There are a few games, movies, or other entertainment media that fall into the “alien core” category. A game with quirky and surreal visuals and unconventional storytelling, these mediums often make a very strong impression on those who consume them and because of this they have very loyal followings and fan bases. For those looking for the next weird thing to try, you may have missed Smile for Me and its surreal use of puppetry. This flower-sniffing adventure is certainly not all that it seems.

Smile for Me is a point-and-click puzzle game crossover with a visual novel, surrealism and humor are woven into a world that barely hides a darker message beneath the surface. With hints that something isn’t right besides the world and strange characters, this game is sure to make an impression, but perhaps not everyone will appreciate it.

Photo: LimboLane

Smile for Me is a game that has already been in the kids’ pool of the public consciousness since its original release in 2019. However, the hype for the game has recently revived thanks to the Bloom update. Not only has the game been made available on multiple Steam consoles and languages ​​with this update, but the game’s graphics and accessibility options have also been updated, making for a refreshed experience that practically feels like a remaster.

In Smile for Me, you play an unknown character known only as The Florist. Presumably, you’ve fallen for a time where you wake up in The Habitat with no prior knowledge of how you got there.

The Habitat, as explained by the delightfully not-at-all-scary creepy-doll Dr. Habit in its horror-like analog introduction strips, is a kind of rehab center for the sad and downtrodden. The goal of The Habitat is to put a smile back on the faces of the residents, a task you seem to be in charge of when you first wake up in the facility.

In Smile For Me, your goal is to make all 23 residents of The Habitat happy before an ominous and unannounced event occurs. This is done by fulfilling the requests of the tenants, which completely puzzles you by interacting with the environment. Sometimes you’ll need bonus items from other completed puzzles to finish a resident’s request, and residents will often deny entry to other parts of the facility until you make them smile.

Sometimes you will have to wait a few in-game days to complete a resident’s quest, at least if you need help from them in the form of hints. As Dr. Habit says, there is no need to rush rehabilitation, although some tenants say something completely different in a very urgent tone. You will quickly learn that Dr. Habit is not your friend and probably should not be trusted.

Smile For Me borders on horror and roams free in the action department, without crossing the line into an overtly scary game. There is a lot of danger in The Habitat, mainly introduced by Dr. Habit, and there are times when you will feel like a monster is on your feet and starts punishing you. However, Smile For Me isn’t a scary game, nor does it try to be, using its scary and suspenseful elements to tell a story about mental health and trauma.

Smile for me event photo
Photo: LimboLane

And perhaps because of the existence of this story and these characters, I never found myself bored with its simple gameplay.

In Smile For Me, the gameplay is reduced to two simple mechanics. When interacting with the inhabitants of the habitat, you are sometimes asked to respond to their questions, nodding yes or nodding by moving the camera in certain directions. What’s more, you can use a series of items that don’t interact with characters or the world by pushing them together.

And that’s it. Characters will respond differently when you say yes or no and will react when certain items are used on them. Sometimes, items won’t do anything until a certain line of dialogue has been spoken, or a certain goal has to be achieved.

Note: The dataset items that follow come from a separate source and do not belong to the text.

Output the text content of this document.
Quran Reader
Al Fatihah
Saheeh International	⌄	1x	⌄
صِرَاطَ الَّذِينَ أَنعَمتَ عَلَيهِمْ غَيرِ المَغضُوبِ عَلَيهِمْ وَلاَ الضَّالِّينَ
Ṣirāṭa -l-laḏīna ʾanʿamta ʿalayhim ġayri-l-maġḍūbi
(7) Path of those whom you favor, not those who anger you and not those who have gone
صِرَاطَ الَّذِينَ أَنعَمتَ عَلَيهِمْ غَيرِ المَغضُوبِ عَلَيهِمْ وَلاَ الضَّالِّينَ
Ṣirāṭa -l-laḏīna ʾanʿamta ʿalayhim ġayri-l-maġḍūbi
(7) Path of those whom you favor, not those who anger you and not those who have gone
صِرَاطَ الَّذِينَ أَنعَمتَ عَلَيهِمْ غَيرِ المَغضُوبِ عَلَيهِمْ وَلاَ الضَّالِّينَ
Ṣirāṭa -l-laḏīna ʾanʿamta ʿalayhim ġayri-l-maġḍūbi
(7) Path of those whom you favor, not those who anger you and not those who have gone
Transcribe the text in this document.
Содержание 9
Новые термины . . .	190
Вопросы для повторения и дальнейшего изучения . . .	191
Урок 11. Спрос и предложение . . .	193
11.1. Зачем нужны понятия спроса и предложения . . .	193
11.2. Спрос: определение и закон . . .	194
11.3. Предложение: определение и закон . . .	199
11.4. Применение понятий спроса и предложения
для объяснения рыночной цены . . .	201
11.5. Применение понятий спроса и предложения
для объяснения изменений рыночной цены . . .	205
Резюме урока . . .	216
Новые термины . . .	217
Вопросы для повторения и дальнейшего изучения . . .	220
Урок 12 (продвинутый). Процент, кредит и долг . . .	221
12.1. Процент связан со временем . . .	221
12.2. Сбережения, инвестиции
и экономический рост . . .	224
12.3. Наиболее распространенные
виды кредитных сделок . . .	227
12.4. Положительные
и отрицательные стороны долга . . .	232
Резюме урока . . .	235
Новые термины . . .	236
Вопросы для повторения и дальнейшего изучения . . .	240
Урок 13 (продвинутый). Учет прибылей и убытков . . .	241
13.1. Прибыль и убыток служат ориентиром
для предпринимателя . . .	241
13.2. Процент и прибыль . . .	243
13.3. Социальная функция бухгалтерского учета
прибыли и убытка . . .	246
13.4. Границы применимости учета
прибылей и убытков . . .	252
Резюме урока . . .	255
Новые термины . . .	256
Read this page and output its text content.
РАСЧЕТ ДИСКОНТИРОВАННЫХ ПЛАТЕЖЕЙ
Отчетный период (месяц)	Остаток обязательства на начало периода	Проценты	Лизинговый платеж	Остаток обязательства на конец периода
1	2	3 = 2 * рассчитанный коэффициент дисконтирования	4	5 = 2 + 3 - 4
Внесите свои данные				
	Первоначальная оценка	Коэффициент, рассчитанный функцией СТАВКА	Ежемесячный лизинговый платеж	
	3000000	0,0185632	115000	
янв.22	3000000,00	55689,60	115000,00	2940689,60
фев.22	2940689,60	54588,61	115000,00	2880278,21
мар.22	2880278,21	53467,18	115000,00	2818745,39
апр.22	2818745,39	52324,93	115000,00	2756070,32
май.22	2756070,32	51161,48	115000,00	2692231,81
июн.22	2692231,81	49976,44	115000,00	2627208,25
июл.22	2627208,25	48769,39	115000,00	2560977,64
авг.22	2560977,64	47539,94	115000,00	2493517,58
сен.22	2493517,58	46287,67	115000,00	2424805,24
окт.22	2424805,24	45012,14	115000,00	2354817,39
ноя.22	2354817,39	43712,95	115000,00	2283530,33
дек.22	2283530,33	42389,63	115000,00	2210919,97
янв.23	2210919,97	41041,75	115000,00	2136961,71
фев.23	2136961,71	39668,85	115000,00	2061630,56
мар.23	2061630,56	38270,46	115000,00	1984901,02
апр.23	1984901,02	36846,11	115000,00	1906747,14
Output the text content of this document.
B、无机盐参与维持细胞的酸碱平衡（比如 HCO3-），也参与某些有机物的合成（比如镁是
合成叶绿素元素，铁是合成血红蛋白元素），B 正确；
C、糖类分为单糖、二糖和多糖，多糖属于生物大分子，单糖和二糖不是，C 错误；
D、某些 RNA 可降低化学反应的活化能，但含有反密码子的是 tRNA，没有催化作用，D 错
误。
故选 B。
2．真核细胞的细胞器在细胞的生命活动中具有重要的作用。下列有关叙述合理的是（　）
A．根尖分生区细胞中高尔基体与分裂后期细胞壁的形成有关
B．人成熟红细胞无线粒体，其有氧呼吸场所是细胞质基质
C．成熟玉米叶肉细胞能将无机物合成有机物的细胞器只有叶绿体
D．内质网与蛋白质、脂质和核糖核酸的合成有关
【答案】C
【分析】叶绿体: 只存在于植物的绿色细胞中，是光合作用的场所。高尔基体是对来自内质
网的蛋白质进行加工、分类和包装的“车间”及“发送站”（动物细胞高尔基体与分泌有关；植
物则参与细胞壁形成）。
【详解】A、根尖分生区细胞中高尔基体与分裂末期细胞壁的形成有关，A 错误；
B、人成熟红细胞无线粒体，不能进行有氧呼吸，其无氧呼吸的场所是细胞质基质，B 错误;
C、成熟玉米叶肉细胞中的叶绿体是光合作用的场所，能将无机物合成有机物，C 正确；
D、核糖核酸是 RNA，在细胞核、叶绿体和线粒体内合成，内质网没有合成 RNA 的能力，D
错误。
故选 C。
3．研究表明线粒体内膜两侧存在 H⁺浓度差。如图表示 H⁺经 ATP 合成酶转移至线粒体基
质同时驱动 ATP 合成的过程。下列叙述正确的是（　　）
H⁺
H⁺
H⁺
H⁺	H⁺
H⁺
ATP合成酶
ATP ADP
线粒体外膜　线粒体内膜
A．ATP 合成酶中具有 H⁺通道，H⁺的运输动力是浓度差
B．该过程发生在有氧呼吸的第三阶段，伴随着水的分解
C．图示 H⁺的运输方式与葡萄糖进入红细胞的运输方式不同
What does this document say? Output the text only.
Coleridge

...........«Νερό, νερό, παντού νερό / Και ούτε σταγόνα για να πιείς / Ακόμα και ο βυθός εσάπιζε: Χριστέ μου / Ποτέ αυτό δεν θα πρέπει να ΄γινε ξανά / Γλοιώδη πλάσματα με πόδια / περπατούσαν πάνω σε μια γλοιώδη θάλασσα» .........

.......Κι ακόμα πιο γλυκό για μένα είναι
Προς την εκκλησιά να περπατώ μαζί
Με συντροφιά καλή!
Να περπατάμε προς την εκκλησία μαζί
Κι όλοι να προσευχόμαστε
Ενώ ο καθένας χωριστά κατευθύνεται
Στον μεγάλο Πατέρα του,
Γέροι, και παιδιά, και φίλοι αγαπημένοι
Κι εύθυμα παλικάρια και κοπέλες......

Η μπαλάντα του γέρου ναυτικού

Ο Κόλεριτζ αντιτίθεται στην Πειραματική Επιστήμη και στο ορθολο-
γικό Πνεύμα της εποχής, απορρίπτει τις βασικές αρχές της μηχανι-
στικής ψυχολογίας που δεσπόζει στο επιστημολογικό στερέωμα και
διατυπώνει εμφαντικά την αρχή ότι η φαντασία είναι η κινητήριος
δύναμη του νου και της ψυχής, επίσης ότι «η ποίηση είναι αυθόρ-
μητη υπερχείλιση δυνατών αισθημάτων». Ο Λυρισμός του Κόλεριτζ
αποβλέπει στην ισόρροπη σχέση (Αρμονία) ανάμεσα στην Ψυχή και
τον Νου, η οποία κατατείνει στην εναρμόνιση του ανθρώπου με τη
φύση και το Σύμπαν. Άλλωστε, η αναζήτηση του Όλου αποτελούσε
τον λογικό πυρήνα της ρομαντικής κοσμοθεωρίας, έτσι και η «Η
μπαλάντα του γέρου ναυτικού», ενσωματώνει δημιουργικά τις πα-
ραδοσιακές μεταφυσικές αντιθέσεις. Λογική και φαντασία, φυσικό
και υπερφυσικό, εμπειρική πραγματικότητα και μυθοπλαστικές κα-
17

That’s all there is to do, and it certainly won’t sound exciting to many players, but Smile For Me’s story and characters managed to create an experience that kept me engrossed the entire time I played it. This wasn’t necessarily because some big exciting event was going on all the time, but because the multitude of characters made meeting each new character an engaging enough experience to keep me wanting to keep going.

The puzzles were, for the most part, also good at keeping my attention until the very end. Most of them were just enough of a challenge to modify the nosy part of my brain to asking, “Well, wait, how does this work?” Without going on for so long that I got frustrated or bored. That said, I did have to look up a walkthrough in one or two, and the game’s way of locking off parts of the map until you’ve finished previous puzzles means that when you get stuck on a difficult or confusing puzzle, you’ll be stuck on it until it’s finished.

smile at me hand picture
Photo: LimboLane

I think Smile For Me is a game worth trying, even if it doesn’t sound like something you’re going to get into. The $15 price point might discourage some skeptical gamers from trying the title, but luckily for them, the game is often featured in sales and bundles on Humble’s website.

The last word

Smile For Me is a truly unique game experience. It offers players a dark story hidden behind a surreal world and absurdist humor. With the character and puzzle complete, you’ll find yourself a little deeper down the rabbit hole of this one-of-a-kind game.


Smile For Me reviewed on PC. Find more detailed looks at popular and upcoming titles in the game reviews section of our website! Smile for Me is available at steamAnd Nintendo SwitchAnd Play StationAnd X-Box.